Musings on HSP Personality

Always being different.

I’d like to mention a couple of things.

One is Meyers Briggs personality types. I, for example, am a primary INTP. You will have to look up what that means if you are not familiar with it.

The other thing I want to mention is something I bet you have never heard of.  It’s called HSP, or Highly Sensitive Person. It doesn’t mean sensitive in terms of having thin skin versus thick skin, or a sissified narcissist, or anything like that, which is the first thing the term conjure sin the mind. Instead it has to do with the way the brain works. It means absorbing a lot of information all at once,  not being able to process it.  It has to do with filtering of sensory data, and parallel processing of it.

This has some implications for HSP characteristics.

For examples, it is said of HSP’s they feeling more deeply that most.  The think more deeply than most. It doesnt mean they are smarter. It means they process the meaning of things in a different way.

In conversations HSP’s always have the comeback the next day, never on the tip of their tongue.

So people think they have no wits. The next day, if the HSP mentions the comeback, it goes flat,  the other person doesn’t even remember, and is puzzled as to “why are you still thinking about that.” Well, the reason is, the HSP has been thinking about it all along. The answer wasn’t reached until now.

As an HSP I can go to a dance, say “Hi” to a few people, and in 15 minutes I am completely overwhelmed and have to leave. That is because I absorb all the conversations around me. I leave, go to a quiet dark place, and replay what I just experienced in my head, sifting through it. Thinking about it, rolling it over like a stone in my mind.  Dances are not only not fun, they are painful. I hate busy places with loud music. Most people think its great fun to get drunk and seek loud stimulating environments.  I don’t get it as to why that is fun.

My wife and I periodically go to norwegian conventions.  These are social events and seminars. After three days I am completely exhausted and I don’t recover for a month.  It is sensory overload. I think through everything everybody said to me over that three days.

This sometimes affects the sociology of the workplace.

In meetings I am usually quiet. After a meeting I initiate one on one conversations with people who were in the meeting. Sometimes they complain I should have brought things up in the meeting.  But to me that would mean making the meeting into a furball.  TO BE AVOIDED AT ALL  COSTS.  Because it causes overload. Besides, my brain processed the discussion AFTERWARD not during.

A furball also means others become assertive and loud.  I’ve noticed that the loudest person in the room wins.  Or they think they do.  

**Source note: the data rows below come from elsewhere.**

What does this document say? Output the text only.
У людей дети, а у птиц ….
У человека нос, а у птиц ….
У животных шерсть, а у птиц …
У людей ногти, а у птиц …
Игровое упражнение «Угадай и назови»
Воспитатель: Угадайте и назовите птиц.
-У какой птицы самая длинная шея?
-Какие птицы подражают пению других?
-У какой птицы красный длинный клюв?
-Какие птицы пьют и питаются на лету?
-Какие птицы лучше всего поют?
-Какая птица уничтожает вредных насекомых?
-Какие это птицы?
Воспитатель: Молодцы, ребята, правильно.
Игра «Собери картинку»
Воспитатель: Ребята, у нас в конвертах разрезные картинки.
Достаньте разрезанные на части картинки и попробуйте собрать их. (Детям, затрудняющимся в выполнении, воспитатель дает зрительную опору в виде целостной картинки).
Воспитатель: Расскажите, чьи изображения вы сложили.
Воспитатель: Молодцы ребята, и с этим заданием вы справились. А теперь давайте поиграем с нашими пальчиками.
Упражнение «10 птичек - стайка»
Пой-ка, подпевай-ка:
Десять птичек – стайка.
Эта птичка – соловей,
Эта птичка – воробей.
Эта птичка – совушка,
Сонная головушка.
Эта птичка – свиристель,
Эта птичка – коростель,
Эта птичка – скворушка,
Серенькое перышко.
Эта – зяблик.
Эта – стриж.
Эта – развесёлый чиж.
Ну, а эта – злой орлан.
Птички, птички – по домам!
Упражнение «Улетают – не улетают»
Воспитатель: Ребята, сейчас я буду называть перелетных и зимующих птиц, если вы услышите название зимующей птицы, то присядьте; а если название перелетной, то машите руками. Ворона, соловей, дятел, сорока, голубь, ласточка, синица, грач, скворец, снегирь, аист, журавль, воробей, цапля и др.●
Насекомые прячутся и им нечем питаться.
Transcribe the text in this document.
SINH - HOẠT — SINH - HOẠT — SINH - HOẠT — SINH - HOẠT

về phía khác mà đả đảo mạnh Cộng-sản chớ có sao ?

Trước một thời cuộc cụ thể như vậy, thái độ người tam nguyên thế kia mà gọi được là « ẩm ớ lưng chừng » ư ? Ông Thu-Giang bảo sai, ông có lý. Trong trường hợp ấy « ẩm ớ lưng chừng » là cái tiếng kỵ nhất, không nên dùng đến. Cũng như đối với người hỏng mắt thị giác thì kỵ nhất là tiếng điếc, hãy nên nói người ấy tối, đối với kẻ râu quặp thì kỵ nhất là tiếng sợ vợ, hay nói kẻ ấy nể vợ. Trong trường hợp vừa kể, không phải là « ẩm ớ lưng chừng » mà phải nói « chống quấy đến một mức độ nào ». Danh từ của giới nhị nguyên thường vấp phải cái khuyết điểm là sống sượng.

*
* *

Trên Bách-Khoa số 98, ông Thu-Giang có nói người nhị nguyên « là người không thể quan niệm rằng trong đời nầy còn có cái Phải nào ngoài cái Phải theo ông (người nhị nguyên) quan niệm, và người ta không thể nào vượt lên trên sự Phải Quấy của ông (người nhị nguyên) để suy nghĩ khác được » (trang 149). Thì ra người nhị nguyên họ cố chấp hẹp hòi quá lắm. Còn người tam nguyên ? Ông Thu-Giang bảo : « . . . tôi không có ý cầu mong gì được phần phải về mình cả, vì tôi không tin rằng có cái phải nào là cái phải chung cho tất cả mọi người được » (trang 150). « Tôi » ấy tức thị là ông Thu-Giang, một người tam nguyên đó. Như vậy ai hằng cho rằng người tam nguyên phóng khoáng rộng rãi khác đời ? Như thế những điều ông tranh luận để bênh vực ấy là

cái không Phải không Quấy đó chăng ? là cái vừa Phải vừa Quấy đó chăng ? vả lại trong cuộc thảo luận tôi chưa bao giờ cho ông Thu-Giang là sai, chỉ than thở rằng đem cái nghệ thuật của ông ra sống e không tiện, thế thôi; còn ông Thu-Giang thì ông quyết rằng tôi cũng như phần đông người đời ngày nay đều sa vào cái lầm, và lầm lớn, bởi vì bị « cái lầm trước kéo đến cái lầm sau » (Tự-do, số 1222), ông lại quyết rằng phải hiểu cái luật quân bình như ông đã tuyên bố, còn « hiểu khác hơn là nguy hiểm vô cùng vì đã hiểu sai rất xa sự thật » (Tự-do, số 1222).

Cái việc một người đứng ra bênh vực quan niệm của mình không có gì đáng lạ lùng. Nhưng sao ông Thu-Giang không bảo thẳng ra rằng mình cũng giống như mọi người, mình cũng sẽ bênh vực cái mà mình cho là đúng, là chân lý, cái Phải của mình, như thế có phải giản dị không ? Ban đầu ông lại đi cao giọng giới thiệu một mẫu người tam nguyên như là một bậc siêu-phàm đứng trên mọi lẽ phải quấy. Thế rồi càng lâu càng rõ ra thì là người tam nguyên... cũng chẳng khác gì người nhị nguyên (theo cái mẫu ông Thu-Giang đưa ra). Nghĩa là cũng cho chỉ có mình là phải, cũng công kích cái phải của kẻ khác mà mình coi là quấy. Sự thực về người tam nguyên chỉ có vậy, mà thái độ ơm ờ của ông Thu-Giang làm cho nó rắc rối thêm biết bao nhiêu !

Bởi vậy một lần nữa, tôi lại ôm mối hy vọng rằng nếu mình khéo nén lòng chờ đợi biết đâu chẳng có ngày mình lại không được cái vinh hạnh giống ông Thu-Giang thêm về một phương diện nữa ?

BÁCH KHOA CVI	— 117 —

This ‘not wanting to compete in a fishbowl shouting  meeting’  is sort of career limiting, at least in the software industry.   I’ve noticed that the person who may be most authoritative but is quieter simply gets ignored by  engineers who are butting heads and being loud.  So it turns out that the best teams are the ones who have a strong leader who has a vision and imposes that vision regardless of the shouting. This model is sort of military in style.

Well, that’s my lame attempt at sociology.  I think most engineers are ingrown sociopaths whose purpose in life is to never cooperate with others.  😉

Part of and HSP’s problem has to do with scope; the scope of the ideas being discussed. And their implications. An HSP tends to see two or three hills over the horizon because of what they are thinking about. Whereas others are looking only at the local hill.

For me this means others dont know what I am talking about half the time.  Thinkers do. But non thinkers don’t.   For me this latter might be more the INTP characteristic than the HSP part, or it may be a combination. The result sometimes is a form of social isolation. I can be very lonely in a huge crowd.